Previous Page Table of Contents


TAC's Observations

Three major considerations closely related to natural resource issues will guide TAC in its priority-setting in this area.

1. As TAC understands it, the Group sees natural resources as one of four major categories of capital (natural, physical, human, and social), recognizes that the four are substitutable over a wide range, and favours strategies that encourage an increase in the total stock of capital.

TAC notes that this view of capital reinforces the urgency of examining the rates at which one class of capital substitutes for another. In particular, for the CGIAR, there is a need to improve estimates of the relationships between changes in the various classes of natural capital, production practices, and the advantages (broadly defined) of protecting such capital.

2. As stated in the Lucerne declaration, the CGIAR's research agenda should address problems of the poor in both the less-endowed and high potential areas. Against this background, TAC notes the importance for priority setting in natural resource management of the Groups's judgement that CG's work should be centred on people (see note on Criteria and Framework/or CGIAR Priority Setting). Therefore, TAC will favour allocating resources such that the balance between high and low-potential environments will emerge from the Group's concern with poverty alleviation and resource conservation, rather than being introduced a-priori.
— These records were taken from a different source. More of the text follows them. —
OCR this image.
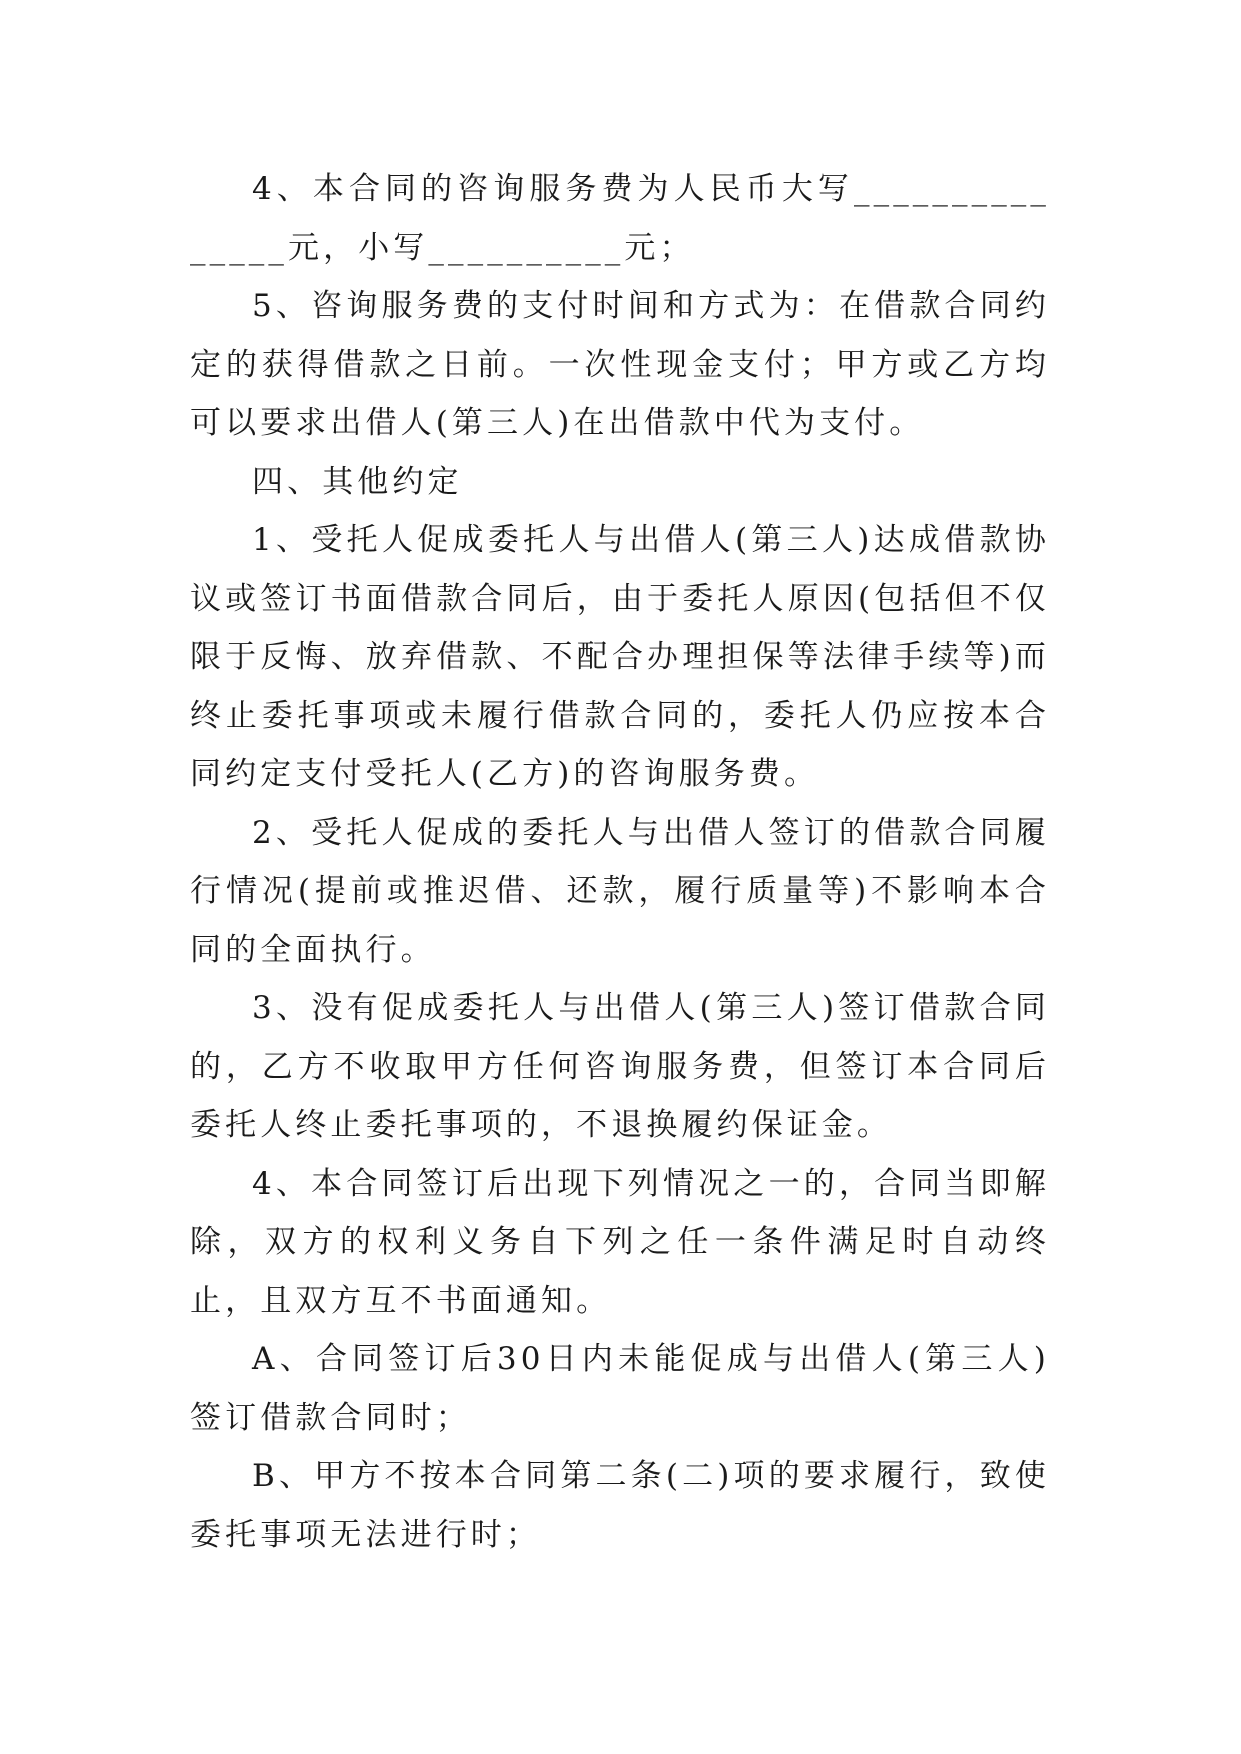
4、本合同的咨询服务费为人民币大写_______________元，小写__________元；

5、咨询服务费的支付时间和方式为：在借款合同约定的获得借款之日前。一次性现金支付；甲方或乙方均可以要求出借人(第三人)在出借款中代为支付。

四、其他约定

1、受托人促成委托人与出借人(第三人)达成借款协议或签订书面借款合同后，由于委托人原因(包括但不仅限于反悔、放弃借款、不配合办理担保等法律手续等)而终止委托事项或未履行借款合同的，委托人仍应按本合同约定支付受托人(乙方)的咨询服务费。

2、受托人促成的委托人与出借人签订的借款合同履行情况(提前或推迟借、还款，履行质量等)不影响本合同的全面执行。

3、没有促成委托人与出借人(第三人)签订借款合同的，乙方不收取甲方任何咨询服务费，但签订本合同后委托人终止委托事项的，不退换履约保证金。

4、本合同签订后出现下列情况之一的，合同当即解除，双方的权利义务自下列之任一条件满足时自动终止，且双方互不书面通知。

A、合同签订后30日内未能促成与出借人(第三人)签订借款合同时；

B、甲方不按本合同第二条(二)项的要求履行，致使委托事项无法进行时；
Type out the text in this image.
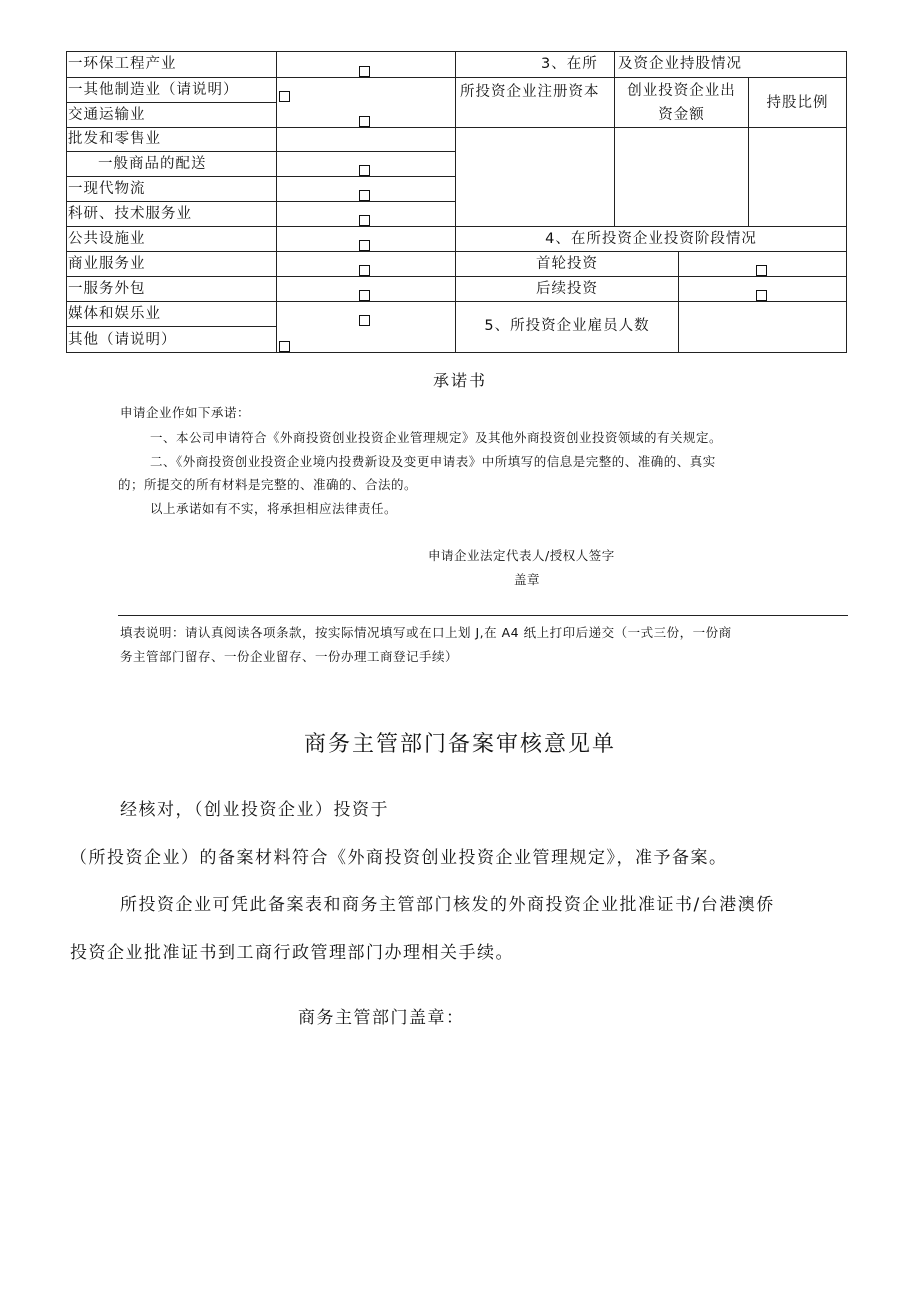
一环保工程产业
一其他制造业（请说明）
交通运输业
批发和零售业
一般商品的配送
一现代物流
科研、技术服务业
公共设施业
商业服务业
一服务外包
媒体和娱乐业
其他（请说明）
3、在所 及资企业持股情况
所投资企业注册资本	创业投资企业出
资金额
持股比例
4、在所投资企业投资阶段情况
首轮投资
后续投资
5、所投资企业雇员人数
承诺书
申请企业作如下承诺：
一、本公司申请符合《外商投资创业投资企业管理规定》及其他外商投资创业投资领域的有关规定。
二、《外商投资创业投资企业境内投费新设及变更申请表》中所填写的信息是完整的、准确的、真实
的；所提交的所有材料是完整的、准确的、合法的。
以上承诺如有不实，将承担相应法律责任。
申请企业法定代表人/授权人签字
盖章
填表说明：请认真阅读各项条款，按实际情况填写或在口上划 J,在 A4 纸上打印后递交（一式三份，一份商
务主管部门留存、一份企业留存、一份办理工商登记手续）
商务主管部门备案审核意见单
经核对，（创业投资企业）投资于
（所投资企业）的备案材料符合《外商投资创业投资企业管理规定》，准予备案。
所投资企业可凭此备案表和商务主管部门核发的外商投资企业批准证书/台港澳侨
投资企业批准证书到工商行政管理部门办理相关手续。
商务主管部门盖章：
3. While recognizing the importance of resource conservation for future production, TAC understands that natural resources management research should also take into account the off-site impacts of on-site practices through, for example, silted reservoirs, degraded water, and threats to human and environmental health. One consequence of this point of view is the need for a watershed-based, integrated approach to natural resources management research, especially for work on soil and water management. This approach includes the study of private and social benefits and costs and the design of institutional mechanisms for compensatory actions at the watershed level.